Ferrara, 19 settembre 2024 – Sara Corcione soffre di un “disturbo di personalità con caratteristiche schizo-paranoidi” e al momento dell’omicidio della madre Sonia Diolati era affetta da “vizio parziale di mente”. Sono le conclusioni alla quale è giunta la psichiatra Michela Casoria, il perito scelto dal tribunale per valutare le condizioni mentali della donna imputata di aver assassinato il genitore con premeditazione il 27 luglio del 2022, avvelenandola nella sua abitazione di via Ortigara con il nitrito di sodio sciolto nel tè. Il movente, secondo gli inquirenti, sarebbe da ricercare nel difficile rapporto tra le due donne. L’udienza di ieri in corte d’Assise è stata dedicata all’esame del perito e delle sue conclusioni.
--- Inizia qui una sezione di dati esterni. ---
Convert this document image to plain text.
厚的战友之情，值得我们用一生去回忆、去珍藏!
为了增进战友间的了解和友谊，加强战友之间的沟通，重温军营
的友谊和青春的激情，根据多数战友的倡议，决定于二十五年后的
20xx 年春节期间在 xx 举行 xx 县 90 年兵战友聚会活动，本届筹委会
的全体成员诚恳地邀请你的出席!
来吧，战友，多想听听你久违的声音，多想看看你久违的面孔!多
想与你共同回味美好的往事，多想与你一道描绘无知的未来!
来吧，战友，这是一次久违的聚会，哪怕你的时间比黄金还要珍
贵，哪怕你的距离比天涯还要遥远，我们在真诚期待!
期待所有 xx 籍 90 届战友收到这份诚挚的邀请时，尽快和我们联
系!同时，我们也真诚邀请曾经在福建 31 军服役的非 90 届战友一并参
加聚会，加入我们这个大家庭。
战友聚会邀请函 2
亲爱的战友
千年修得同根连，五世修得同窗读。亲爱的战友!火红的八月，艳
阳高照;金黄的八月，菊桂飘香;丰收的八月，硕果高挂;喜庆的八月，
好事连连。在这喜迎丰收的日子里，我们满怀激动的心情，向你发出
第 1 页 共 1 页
L’esperta incaricata dal tribunale ha esordito spiegando come la la 40enne imputata (presente in aula, impassibile al fianco dei suoi legali Antonio Cappuccio e Tiziana Zambelli) abbia alle spalle, sin dalla prima infanzia, una “lunga storia di difficoltà sul piano delle relazioni interpersonali”. Analizzando il periodo antecedenti i fatti, Casoria si sofferma sulle relazioni con la famiglia e sulla “alterazione cognitiva-ideativa” di cui soffrirebbe Corcione, elemento che sarebbe collegato alla riduzione della capacità di intendere e volere tale da poter ritenere che fosse quantomeno grandemente scemata. Il suo disturbo di personalità, così la psichiatra, può provocare quelli che vengono definiti “scivolamenti psicotici”.
La professionista ha inoltre ritenuto ancora persistente la pericolosità sociale della 40enne e ha sottolineato la necessità che la donna venga sottoposta a cure. Su domanda della corte, si è poi soffermata sul tema della premeditazione, aggravante contestata all’imputata la quale avrebbe organizzato per tempo l’omicidio della madre ordinando il veleno sul web mesi prima. “L’idea di dare la morte era presente in lei sin dalla prima infanzia – ha evidenziato l’esperta –. La situazione è poi precipitata con il decesso del padre e dei nonni, che per lei erano figure di riferimento. È rimasta così senza un ancoraggio alla realtà”. Per mesi ha vissuto “una quotidianità fatta di ricerche su internet” nelle quali costruiva un mondo che ruotava intorno alla morte e alle sostanze da utilizzare per i suoi scopi. Parallelamente a ciò, prosegue Casoria, al 42enne “coltivava fantasie di salvezza. Non pensava al carcere e al processo come conseguenze del gesto, ma immaginava che sarebbe stata presa in carico da qualcuno che si sarebbe innamorato di lei”. Pensieri, quelli di essere portata via e salvata, che portava con sé “sin da piccola”. Una condizione che spinge la psichiatra a parlare di “scompenso psicopatologico”.
Terminato l’esame del perito e sciolti alcuni dubbi di natura tecnica relativi alle risultanze delle varie consulenze di parte, la corte ha aggiornato l’udienza al 24 ottobre per procedere con discussione e sentenza.